Use the following code to get batch recommendations using the AWS Python SDK. The example includes itemExplorationConfig hyperparameters for solution versions trained using the USER_PERSONALIZATION recommendation recipe. Optionally include the itemExplorationConfig hyperparameters to configure exploration. For more information see User-Personalization Recipe.

The operation reads an input JSON file from an Amazon S3 bucket and places an output JSON file (input-file-name.out) in an Amazon S3 bucket.

The first item in the response file is considered by Amazon Personalize to be of most interest to the user.

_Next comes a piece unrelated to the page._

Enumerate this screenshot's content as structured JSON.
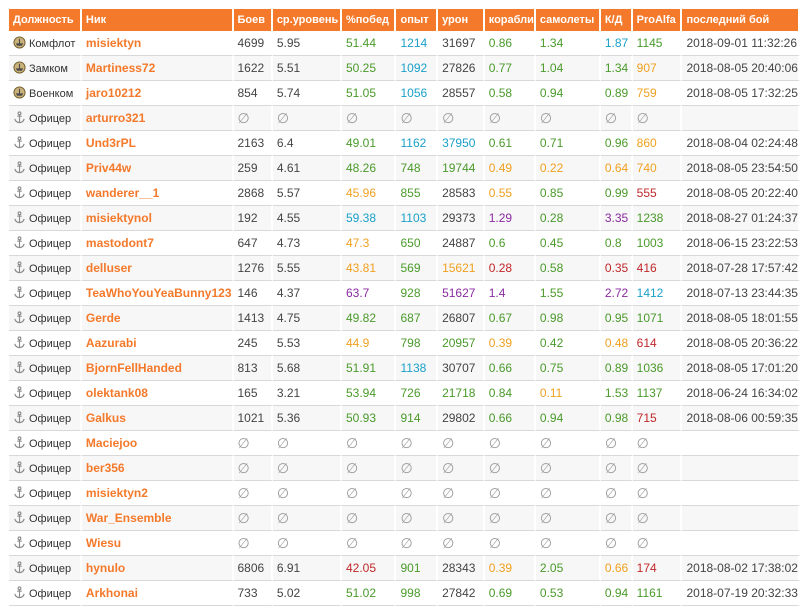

import boto3 personalize_rec = boto3.client(service_name='personalize') personalize_rec.create_batch_inference_job ( solutionVersionArn = "Solution version ARN", jobName = "Batch job name", roleArn = "IAM role ARN", batchInferenceJobConfig = { # optional USER_PERSONALIZATION recipe hyperparameters "itemExplorationConfig": { "explorationWeight": "0.3", "explorationItemAgeCutOff": "30" } }, jobInput = {"s3DataSource": {"path": "S3 input path"}}, jobOutput = {"s3DataDestination": {"path": "S3 output path"}} )

The command returns the ARN for the batch job (the batchRecommendationsJobArn).

Processing the batch job might take a while to complete. You can check a job's status by calling DescribeBatchInferenceJob and passing a batchRecommendationsJobArn as the input parameter. You can also list all Amazon Personalize batch inference jobs in your AWS environment by calling ListBatchInferenceJobs.